Opening Reception: Wednesday, June 22nd 6-8PM
Sikkema Jenkins & Co. is pleased to present an
exhibition of paintings by Merlin James on view from
June 22 through August 12, 2011.
James’ latest exhibition demonstrates the breadth of
his practice, but also its complex coherence,
interspersing recent works with ones from across his
career (ranging back to the 1980s).
Recent paintings on semi-transparent supports, with
quasi-traditional picture frames created by the artist
and integral to the works, extend James’ long-standing
exploration into the nature of painting. His various
erotic, topographic, architectural and abstract ‘motifs’,
and his sources in earlier art and photography, all
remain in evidence, functioning both as elements of
aesthetic experiment, and as a celebration of, and
poetic – sometimes elegiac – testimony to, human
experience of the world.
Writing in the forthcoming Vitamin P2 (Phiadon,
London 2011), Morgan Falconer observes, of these
often small works, that:
…in scaling back, James has bravely – and ambitiously –
forced painting to re-confront the limits that it has fought
so hard to escape. He makes painting private, anecdotal,
bourgeois-domestic once again, and yet compelling
nonetheless.
Yet some works in the present show are also larger
scale, and offer illusions of vast distances and open
space. Small vernacular buildings of uncertain vintage
– mills, homesteads, small factories and city blocks –
are scattered through James’ environments,
sometimes suggesting dream- or memoryscapes, or
vistas seen from a passing car or train.
James has written extensively on art, and he works, as
Morgan Falconer notes:
with an acute sense of the medium’s history. Over the
past two decades or more, he has had a career as a
writer and curator in addition to his life in the studio, and
that effort of sifting and judging has fostered
retrospection. Of course, his tradition is a very personal
construction, and his greats – Jean Hélion, William
Nicholson, Giorgio Morandi, and L. S. Lowry – are not the
obvious ones. But James holds dear those painters who
have often been cast into shadow by their grander rivals.

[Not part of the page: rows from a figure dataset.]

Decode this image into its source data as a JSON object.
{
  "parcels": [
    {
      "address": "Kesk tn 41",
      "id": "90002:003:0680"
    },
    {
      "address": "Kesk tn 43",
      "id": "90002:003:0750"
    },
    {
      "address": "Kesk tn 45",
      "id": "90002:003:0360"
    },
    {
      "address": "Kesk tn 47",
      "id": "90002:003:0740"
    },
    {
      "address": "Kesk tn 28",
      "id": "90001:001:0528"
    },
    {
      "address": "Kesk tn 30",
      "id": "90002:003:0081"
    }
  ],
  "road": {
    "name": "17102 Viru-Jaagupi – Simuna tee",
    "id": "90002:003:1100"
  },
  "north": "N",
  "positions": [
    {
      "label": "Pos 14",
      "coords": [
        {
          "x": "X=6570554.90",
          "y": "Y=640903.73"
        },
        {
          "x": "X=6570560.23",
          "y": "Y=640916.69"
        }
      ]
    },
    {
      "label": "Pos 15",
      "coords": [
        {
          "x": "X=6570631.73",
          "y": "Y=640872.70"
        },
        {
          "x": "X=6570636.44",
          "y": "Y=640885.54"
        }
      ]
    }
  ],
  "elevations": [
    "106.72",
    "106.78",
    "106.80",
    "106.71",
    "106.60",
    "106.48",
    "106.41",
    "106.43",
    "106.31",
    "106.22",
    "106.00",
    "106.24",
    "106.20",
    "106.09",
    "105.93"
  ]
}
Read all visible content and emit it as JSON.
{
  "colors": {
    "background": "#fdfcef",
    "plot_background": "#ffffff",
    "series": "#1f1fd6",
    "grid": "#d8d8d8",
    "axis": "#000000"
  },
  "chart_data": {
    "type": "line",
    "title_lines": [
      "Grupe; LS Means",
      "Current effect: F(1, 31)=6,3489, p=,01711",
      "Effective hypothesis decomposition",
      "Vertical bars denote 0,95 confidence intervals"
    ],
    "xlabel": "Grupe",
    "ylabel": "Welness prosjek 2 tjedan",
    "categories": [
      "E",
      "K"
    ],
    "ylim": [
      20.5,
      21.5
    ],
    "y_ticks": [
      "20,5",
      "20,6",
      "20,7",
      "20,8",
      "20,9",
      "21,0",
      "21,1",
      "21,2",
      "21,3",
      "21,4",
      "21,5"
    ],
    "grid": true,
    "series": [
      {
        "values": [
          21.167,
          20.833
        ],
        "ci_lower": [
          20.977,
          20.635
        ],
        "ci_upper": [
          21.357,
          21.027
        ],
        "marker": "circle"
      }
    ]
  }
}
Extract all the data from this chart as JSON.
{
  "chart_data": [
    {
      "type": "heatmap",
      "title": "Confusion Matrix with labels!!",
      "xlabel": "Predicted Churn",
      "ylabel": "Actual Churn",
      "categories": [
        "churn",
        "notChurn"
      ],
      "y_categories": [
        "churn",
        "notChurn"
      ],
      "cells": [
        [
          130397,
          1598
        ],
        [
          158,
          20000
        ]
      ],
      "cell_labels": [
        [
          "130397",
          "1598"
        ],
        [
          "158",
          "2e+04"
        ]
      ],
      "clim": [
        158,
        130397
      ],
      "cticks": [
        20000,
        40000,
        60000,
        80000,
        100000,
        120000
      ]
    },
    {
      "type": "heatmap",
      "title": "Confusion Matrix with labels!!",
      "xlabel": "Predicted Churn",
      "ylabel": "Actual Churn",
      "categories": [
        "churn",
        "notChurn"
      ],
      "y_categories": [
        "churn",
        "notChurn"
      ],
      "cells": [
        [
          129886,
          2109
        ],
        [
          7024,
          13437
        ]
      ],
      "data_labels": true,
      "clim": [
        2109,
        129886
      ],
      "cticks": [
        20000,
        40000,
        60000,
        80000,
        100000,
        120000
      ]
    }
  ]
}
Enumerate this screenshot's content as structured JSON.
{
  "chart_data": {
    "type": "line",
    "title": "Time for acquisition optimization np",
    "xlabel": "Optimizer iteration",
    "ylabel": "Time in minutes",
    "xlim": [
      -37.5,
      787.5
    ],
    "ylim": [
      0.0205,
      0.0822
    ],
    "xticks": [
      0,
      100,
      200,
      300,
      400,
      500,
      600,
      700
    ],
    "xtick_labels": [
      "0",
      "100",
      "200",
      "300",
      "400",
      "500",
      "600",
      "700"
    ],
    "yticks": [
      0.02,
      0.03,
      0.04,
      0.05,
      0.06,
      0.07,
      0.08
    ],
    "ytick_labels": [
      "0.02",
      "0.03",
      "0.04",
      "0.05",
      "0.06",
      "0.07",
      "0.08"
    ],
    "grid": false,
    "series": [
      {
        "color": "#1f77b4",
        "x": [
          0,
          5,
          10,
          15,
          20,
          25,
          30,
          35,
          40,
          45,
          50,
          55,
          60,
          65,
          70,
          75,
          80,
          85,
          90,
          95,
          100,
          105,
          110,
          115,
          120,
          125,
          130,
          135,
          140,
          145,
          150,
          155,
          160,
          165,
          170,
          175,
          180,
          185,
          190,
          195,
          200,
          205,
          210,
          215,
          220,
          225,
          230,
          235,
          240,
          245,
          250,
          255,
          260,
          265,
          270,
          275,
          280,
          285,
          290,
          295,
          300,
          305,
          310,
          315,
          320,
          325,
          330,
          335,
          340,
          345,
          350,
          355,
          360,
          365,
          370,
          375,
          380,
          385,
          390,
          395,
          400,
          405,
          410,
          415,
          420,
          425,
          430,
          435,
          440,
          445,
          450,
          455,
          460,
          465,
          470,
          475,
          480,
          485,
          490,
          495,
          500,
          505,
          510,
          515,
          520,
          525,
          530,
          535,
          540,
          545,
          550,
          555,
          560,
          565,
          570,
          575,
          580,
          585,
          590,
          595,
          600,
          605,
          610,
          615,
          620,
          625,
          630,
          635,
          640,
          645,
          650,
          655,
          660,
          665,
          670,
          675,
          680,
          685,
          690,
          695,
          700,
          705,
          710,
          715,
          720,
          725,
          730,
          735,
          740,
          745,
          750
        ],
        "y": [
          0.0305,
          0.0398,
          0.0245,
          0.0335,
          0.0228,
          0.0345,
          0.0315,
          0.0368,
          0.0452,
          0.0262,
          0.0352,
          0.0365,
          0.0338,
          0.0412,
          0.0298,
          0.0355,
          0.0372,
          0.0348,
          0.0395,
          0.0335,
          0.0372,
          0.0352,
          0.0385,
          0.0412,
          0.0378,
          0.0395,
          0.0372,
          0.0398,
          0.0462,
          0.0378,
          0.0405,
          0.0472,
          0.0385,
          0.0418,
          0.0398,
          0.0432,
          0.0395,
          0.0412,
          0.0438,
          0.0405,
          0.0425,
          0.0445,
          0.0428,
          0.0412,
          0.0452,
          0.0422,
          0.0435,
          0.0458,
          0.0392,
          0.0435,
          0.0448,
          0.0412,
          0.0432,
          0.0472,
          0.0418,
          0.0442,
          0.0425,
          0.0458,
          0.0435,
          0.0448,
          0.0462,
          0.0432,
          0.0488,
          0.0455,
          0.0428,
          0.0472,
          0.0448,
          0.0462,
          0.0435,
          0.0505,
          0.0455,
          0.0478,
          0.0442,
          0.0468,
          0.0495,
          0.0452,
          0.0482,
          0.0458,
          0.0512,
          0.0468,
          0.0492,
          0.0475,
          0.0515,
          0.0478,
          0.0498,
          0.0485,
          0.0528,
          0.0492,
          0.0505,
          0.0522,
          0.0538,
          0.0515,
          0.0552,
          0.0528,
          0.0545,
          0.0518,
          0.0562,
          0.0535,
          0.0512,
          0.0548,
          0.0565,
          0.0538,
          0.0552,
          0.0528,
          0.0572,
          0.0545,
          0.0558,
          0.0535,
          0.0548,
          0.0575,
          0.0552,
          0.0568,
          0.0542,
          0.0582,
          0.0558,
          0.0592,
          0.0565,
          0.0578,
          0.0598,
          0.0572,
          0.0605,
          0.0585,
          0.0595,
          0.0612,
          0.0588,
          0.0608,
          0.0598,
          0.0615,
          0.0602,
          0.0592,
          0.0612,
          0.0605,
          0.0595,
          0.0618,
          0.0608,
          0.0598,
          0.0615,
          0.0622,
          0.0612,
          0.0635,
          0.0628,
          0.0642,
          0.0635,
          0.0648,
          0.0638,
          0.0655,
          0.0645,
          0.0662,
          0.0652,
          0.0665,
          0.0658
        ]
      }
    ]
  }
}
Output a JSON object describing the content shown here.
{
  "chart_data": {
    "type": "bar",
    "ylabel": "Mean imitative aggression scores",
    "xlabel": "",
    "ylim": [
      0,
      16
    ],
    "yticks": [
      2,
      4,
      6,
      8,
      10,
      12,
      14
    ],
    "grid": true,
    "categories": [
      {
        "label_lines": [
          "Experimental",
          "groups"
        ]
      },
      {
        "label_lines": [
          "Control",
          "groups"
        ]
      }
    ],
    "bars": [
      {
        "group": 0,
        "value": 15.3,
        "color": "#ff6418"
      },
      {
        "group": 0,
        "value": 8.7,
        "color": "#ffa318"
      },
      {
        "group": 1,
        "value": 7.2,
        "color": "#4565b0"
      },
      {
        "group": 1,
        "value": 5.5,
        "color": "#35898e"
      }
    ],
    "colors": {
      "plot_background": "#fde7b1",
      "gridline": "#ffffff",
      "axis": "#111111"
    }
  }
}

Such factors have led James to be called 'the most
brilliant and playful contrarian of his generation' (John
Yau, Brooklyn Rail, July-August 2010). Yet the present
show demonstrates that the artist's motivation is not
fundamentally negative or perverse. He pursues a
unique poetic vision and restless interrogation of art
and experience.
Merlin James was born in Cardiff, Wales and currently
lives and works in Glasgow, Scotland.